Voltemos ao SNS e ao país. O SNS está bem? Os números parecem complicar a avaliação. Mais de 1,5 milhões de utentes não têm médico de família atribuído. Muitos milhares de doentes veem o seu diagnóstico, estadiamento e/ou tratamentos atrasados, por falta de capacidade de resposta. Seja nas consultas, nos blocos operatórios, ou nos exames complementares de diagnóstico e terapêutica. Quantos milhares são hoje? Não sei, mas são sempre demasiados.

Os serviços de urgência precisam de emagrecer. Ficar mais saudáveis. Fazer aquilo que deveriam fazer. Mas, não param de engordar e a doença parece tornar-se sistémica. É possível resolver a questão dos serviços de urgência? É. É fácil? Sim, se forem dadas todas as condições para que tal possa acontecer. Não, se as mesmas condições não forem dadas.

O SNS está bem? Será que o SNS pode estar bem com os salários medíocres que pagam aos seus profissionais. Sim, as pessoas que todos os dias, 24 sobre 24 horas, fazem o SNS acontecer e salvam milhares de vidas. Sem elas não há SNS. Por exemplo, no caso dos médicos, a OCDE tem mostrado de forma reiterada que Portugal nada tem feito para melhorar os salários. Bem pelo contrário. Os médicos especialistas em Portugal ganham em média 4 vezes menos que em outros países europeus. A força de trabalho no SNS tem diminuído de forma constante, apesar de Portugal ser um dos países da Europa que forma mais especialistas per capita. O que salva o sistema de entrar em colapso são os milhões de horas extraordinárias que todos os anos são realizados.

Carreira médica

O SNS está bem? A elevada pressão por falta de médicos para as diferentes equipas-tipo em muitas áreas e outros fatores, podem conduzir a casos de burnout, sofrimento ético ou violência contra profissionais de saúde no local de trabalho. Adicionalmente, a profissão com taxa mais elevada de suicídio são os médicos (dados de um estudo americano recente). A carreira médica continua na prática congelada, sobretudo para a categoria de assistente graduado sénior e nas várias posições remuneratórias de cada categoria, impedindo que os médicos possam atingir o topo da carreira. Os motivos invocados já seriam suficientes para levar os médicos a tomar outras opções (legitimamente, diga-se). Mas existem outros.

Ano após ano, continuamos a insistir na avaliação e publicação de resultados clínicos nos setores público, privado e social, pelo menos para as grandes patologias. Continuamos a insistir num novo modelo de gestão, que vai chegando aos soluços e sem base sólida, para nos trazer a eficiência necessária. A prevenção e a literacia global robusta ainda são uma miragem. Gostava agora de olhar através da janela e ser surpreendido por uma boa informação nestas áreas. Seria um sinal muito positivo de que estaríamos no caminho da sustentabilidade e da saúde. E, apesar de alguma melhoria, continuamos com défices graves no planeamento e organização. Assim é difícil.

Capacidade competitiva

O SNS está bem? Bom, o SNS não consegue ser suficientemente competitivo com o setor privado e com os outros países europeus na captação de capital humano. E muitos especialistas com experiência estão a abandonar o SNS. Terá capacidade competitiva noutras áreas. Sem dúvida. Mas sem os médicos necessários, é tudo mais difícil. Há demasiado por fazer. O Governo tem a missão e o dever de dinamizar, garantir e deixar crescer. Tem a missão de agregar e apoiar. De contribuir para combater as desigualdades sociais, mantendo a energia da classe média. De identificar problemas e encontrar soluções. Tem também a missão de construir pontes centradas na humildade e capacidade de negociação.
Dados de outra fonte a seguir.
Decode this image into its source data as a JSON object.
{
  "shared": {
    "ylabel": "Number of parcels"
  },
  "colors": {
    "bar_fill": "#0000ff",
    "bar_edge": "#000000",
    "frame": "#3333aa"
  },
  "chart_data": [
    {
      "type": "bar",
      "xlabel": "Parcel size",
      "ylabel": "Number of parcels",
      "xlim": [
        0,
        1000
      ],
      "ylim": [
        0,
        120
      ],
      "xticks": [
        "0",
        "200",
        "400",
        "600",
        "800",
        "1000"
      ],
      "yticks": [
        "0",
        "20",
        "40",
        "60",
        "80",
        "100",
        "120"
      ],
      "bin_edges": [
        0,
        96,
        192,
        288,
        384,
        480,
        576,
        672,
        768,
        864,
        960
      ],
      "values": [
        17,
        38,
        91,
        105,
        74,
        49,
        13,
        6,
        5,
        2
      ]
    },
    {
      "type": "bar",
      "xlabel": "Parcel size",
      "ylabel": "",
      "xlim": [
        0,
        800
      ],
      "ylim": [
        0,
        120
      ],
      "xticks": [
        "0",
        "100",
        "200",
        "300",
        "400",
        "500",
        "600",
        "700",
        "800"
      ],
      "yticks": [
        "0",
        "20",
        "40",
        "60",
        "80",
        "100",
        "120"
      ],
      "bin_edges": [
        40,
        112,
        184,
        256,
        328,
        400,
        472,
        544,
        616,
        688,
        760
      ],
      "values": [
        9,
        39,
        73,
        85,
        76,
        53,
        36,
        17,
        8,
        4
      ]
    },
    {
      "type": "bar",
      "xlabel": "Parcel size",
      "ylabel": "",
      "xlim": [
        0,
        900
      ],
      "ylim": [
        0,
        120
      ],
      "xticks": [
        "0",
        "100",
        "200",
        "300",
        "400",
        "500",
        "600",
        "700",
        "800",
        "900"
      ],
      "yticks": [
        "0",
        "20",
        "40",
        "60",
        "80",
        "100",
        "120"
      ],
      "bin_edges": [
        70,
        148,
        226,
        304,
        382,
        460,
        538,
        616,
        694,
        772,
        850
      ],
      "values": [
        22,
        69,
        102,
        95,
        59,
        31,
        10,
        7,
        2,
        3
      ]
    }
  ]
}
O SNS faz parte de uma história que todos nós queremos honrar. É fundamental existir um pacto de regime para a defesa e modernização do SNS. Pelo menos entre os dois maiores partidos políticos. Mas envolver também os representantes da sociedade civil, nomeadamente dos profissionais de saúde e dos doentes. Não podemos continuar a assistir ao desespero das pessoas e simplesmente deixar andar. A saúde e a doença não devem esperar. Esta é uma obrigação de todos nós.